Celebrating a Living Legend...The Little Rock Community in concert with New Africa Alliance has submited applications to request that the name of 19th Street be renamed to Ms. Annie Abrams Street ( Community Activist, Community Leader, Living Legend) Sign the petition Today, contact your local Officials and let them know. We want to celebrate our community treasures, our living legends. Rename 19th Street in Honor and dedication of Miss Annie Abrams.

Ms. Abrams has been a very active and vital part of the Arkansas Development. 
In an illustrated history of signal African-American events in the past half century, one person would be always in the picture: Ms. Annie Mable McDaniel Abrams.

She'd be by Daisy Bates' side in a tableau of the 1957 crisis. Presenting Gov. Winthrop Rockefeller a gift of buttermilk in 1971. In Little Rock's Martin Luther King Marade, which she founded in 1986. Whispering into Bill Clinton's ear, as she was in an Associated Press photograph. Whispering into Blanche Lincoln's ear, in another. And Gov. Mike Beebe's, in a third.

At age 78, retired from a career in education for 17 years, she's still very much on the scene, representing the Coalition of Greater Little Rock Neighborhoods at Little Rock Board of Directors meetings, challenging state Lottery Director Ernie Passailaigue at a Political Animals lunch, attending benefits for Our House, on whose board she sits. At lectures at the Clinton School of Public Service, where she's known as Little Rock's Helen Thomas because she's sure to ask a question. (She's known as "Miss Annie" otherwise.)
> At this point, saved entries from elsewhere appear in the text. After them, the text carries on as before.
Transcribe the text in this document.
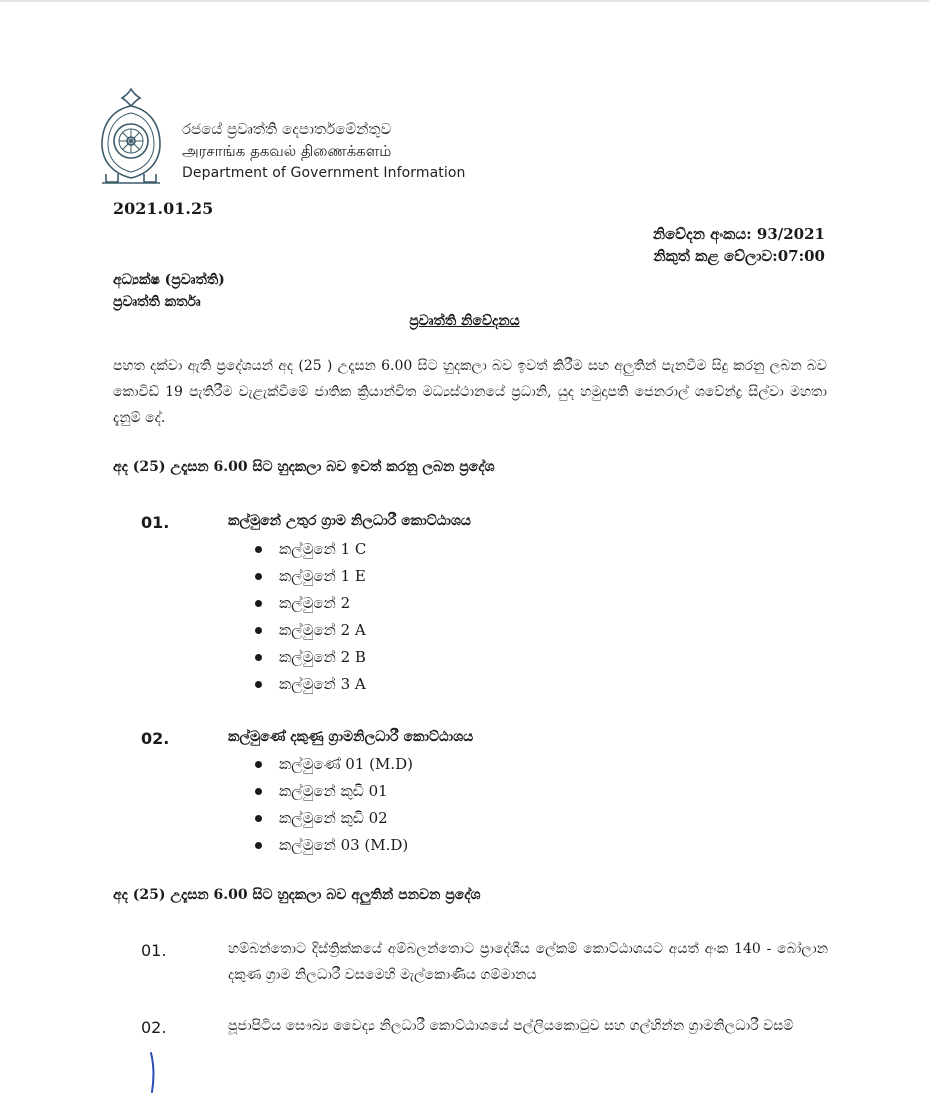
රජයේ ප්‍රවෘත්ති දෙපාර්තමේන්තුව
அரசாங்க தகவல் திணைக்களம்
Department of Government Information
2021.01.25
නිවේදන අංකය: 93/2021
නිකුත් කළ වේලාව:07:00
අධ්‍යක්ෂ (ප්‍රවෘත්ති)
ප්‍රවෘත්ති කර්තෘ
ප්‍රවෘත්ති නිවේදනය
පහත දක්වා ඇති ප්‍රදේශයන් අද (25 ) උදෑසන 6.00 සිට හුදකලා බව ඉවත් කිරීම සහ අලුතින් පැනවීම සිදු කරනු ලබන බව කොවිඩ් 19 පැතිරීම වැළැක්වීමේ ජාතික ක්‍රියාන්විත මධ්‍යස්ථානයේ ප්‍රධානි, යුද හමුදාපති ජෙනරාල් ශවේන්ද්‍ර සිල්වා මහතා දැනුම් දේ.
අද (25) උදෑසන 6.00 සිට හුදකලා බව ඉවත් කරනු ලබන ප්‍රදේශ
01.	කල්මුනේ උතුර ග්‍රාම නිලධාරී කොට්ඨාශය
කල්මුනේ 1 C
කල්මුනේ 1 E
කල්මුනේ 2
කල්මුනේ 2 A
කල්මුනේ 2 B
කල්මුනේ 3 A
02.	කල්මුණේ දකුණු ග්‍රාමනිලධාරී කොට්ඨාශය
කල්මුණේ 01 (M.D)
කල්මුනේ කුඩි 01
කල්මුනේ කුඩි 02
කල්මුනේ 03 (M.D)
අද (25) උදෑසන 6.00 සිට හුදකලා බව අලුතින් පනවන ප්‍රදේශ
01.	හම්බන්තොට දිස්ත්‍රික්කයේ අම්බලන්තොට ප්‍රාදේශීය ලේකම් කොට්ඨාශයට අයත් අංක 140 - බෝලාන දකුණ ග්‍රාම නිලධාරී වසමෙහි මැල්කොණිය ගම්මානය
02.	පූජාපිටිය සෞඛ්‍ය වෛද්‍ය නිලධාරී කොට්ඨාශයේ පල්ලියකොටුව සහ ගල්හින්න ග්‍රාමනිලධාරී වසම්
Abrams is herself a walking, talking history book. It's history in an often circuitous form ? But Abrams doesn't live in the past. She's current on the issues of today, and the go-to person for state and local politicians.

If it's hard to point a finger to Abrams' individual achievements, it's because her impact has been as a voice, expressing, in every forum, the many concerns of the people. Perennially described as an “activist” and a “neighborhood leader” in newspaper articles (or “Little Rock's own dear Annie Abrams” on the Democrat-Gazette editorial page), Abrams says her real contribution is communicating “the big picture, the long-term impact on future generations” of today's actions.

“It's very hard to reduce Annie to the written page,” said Kathy Wells, a long-time activist who will succeed Abrams as president of the Coalition of Greater Little Rock Neighborhoods. “She is a treasure that is not sufficiently recognized in the work of improving our community.” Wells' word for Abrams: “In all capital letters, FACILITATOR.”